The Gold Coast is about to let its hair down for the party of a lifetime – literally.
If you see a grey or two in there, it’s no wonder – the South-East Queensland hub as we know it today turns 60 this year. To celebrate, the city is throwing a birthday bash, and everyone’s invited.
According to Gold Coast Mayor Tom Tate (also about to become a sexagenarian), the party will be one of the biggest ever held in Goldie.
“We deserve it,” he says. “The Gold Coast’s lifestyle is an outdoor one and we will be doing something special to celebrate.”
The icing on the cake is a surprise performance by home-grown success story Amy Shark, who hopes to top her showstopper appearance at the 2018 Commonwealth Games closing ceremony.
“I can’t wait to celebrate,” the singer says. “We’re going to have a massive party, so get ready!”
The beaches that have become global ambassadors for both Queensland and Australia as a whole are much older than 60, of course, but they hide the years well.
Originally known as the less-glittering South Coast, the advent of high-rise apartments in and around Surfers Paradise in the late 1950s caused a surge in property prices that led to the golden handle.
In May of 1959, the Gold Coast became the city’s official name.
The nickname brought together a community that had been fractured by the Great Cyclone, which devastated the area in 1954. Up to 30 people died in the natural disaster, and its chaotic effects were felt as far south as Tasmania.

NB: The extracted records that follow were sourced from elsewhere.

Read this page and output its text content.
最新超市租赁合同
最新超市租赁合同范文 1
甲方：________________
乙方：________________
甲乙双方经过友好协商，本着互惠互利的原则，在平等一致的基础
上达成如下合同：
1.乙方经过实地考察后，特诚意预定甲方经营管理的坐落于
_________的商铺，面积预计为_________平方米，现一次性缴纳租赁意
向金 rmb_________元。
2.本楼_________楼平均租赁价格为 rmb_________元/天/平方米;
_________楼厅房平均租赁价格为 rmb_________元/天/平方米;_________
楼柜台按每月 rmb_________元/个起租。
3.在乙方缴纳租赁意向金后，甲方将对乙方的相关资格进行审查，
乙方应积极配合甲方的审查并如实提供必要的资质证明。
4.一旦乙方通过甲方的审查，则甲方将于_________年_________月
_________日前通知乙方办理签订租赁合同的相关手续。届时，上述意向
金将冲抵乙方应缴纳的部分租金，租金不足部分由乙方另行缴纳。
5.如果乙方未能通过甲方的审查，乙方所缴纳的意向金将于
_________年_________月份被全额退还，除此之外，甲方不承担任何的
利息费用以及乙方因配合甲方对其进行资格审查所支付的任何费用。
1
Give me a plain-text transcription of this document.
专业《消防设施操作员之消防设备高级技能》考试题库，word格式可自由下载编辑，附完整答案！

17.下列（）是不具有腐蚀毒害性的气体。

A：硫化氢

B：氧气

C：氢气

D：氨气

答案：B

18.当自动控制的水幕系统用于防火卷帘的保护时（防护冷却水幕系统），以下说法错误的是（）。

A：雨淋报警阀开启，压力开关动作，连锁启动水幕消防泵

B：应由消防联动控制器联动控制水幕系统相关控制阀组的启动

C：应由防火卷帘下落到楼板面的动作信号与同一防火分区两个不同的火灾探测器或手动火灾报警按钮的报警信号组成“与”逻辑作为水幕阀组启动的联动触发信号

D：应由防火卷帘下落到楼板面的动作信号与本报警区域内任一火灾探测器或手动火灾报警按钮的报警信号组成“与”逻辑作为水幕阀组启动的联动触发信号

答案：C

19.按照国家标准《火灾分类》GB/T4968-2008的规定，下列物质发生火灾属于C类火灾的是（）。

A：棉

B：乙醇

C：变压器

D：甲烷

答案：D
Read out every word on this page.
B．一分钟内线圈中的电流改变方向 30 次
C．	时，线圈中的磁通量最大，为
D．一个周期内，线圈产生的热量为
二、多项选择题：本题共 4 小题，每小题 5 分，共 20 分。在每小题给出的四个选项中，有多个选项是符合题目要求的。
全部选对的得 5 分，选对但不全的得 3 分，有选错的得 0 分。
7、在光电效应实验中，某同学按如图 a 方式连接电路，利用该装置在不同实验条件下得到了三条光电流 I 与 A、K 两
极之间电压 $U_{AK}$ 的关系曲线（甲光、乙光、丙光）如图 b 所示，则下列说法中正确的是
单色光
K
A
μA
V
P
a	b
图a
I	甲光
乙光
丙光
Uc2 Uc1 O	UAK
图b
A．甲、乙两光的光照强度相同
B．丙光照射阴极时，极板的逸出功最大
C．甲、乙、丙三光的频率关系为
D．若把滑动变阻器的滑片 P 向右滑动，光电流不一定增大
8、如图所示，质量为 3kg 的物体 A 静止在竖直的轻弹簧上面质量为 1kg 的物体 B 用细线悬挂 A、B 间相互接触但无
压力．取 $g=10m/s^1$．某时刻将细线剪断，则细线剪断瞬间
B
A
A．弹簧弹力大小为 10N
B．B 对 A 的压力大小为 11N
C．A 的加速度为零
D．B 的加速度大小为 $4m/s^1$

But the Gold Coast bounced back during the 60s, reinventing itself as a holiday hotspot for families. In 1962 the city’s first theme park opened in response to the tourism boom. Magic Mountain at Nobby Beach thrilled fun seekers of all ages until its closure in 1987, but it paved the way for the theme park portfolio that’s become a pillar of the Gold Coast.
The city took the world stage in 2018, when the Commonwealth Games showed global audiences the sights and delights of the Gold Coast. Hometown athletes went head-to-head with the world’s best against one of the most picturesque backdrops to ever host the event.
The success of the Games cemented the Gold Coast’s reputation as a sport centre. The Gold Coast Titans took the city into the NRL in 2007 and shot to the code’s finals in 2009.
For others, the Gold Coast is home. Shark was born and raised on the Gold Coast, and still resides there despite her phenomenal international success.
“The Gold Coast is home and always will be,” she says. “I love coming back here after touring the world. It’s an incredibly special place.”
In just six decades, the Gold Coast has transformed itself from a small beach town of 80,000 people to Australia’s sixth largest city – and there’s no sign of slowing down.
“We’ve come a long way,” says Destination Gold Coast chairman Paul Donovan.
“The Gold Coast is now Australia’s holiday playground, but we must focus on the vision of where we want to be and what further strings we can add to our bow as we grow.”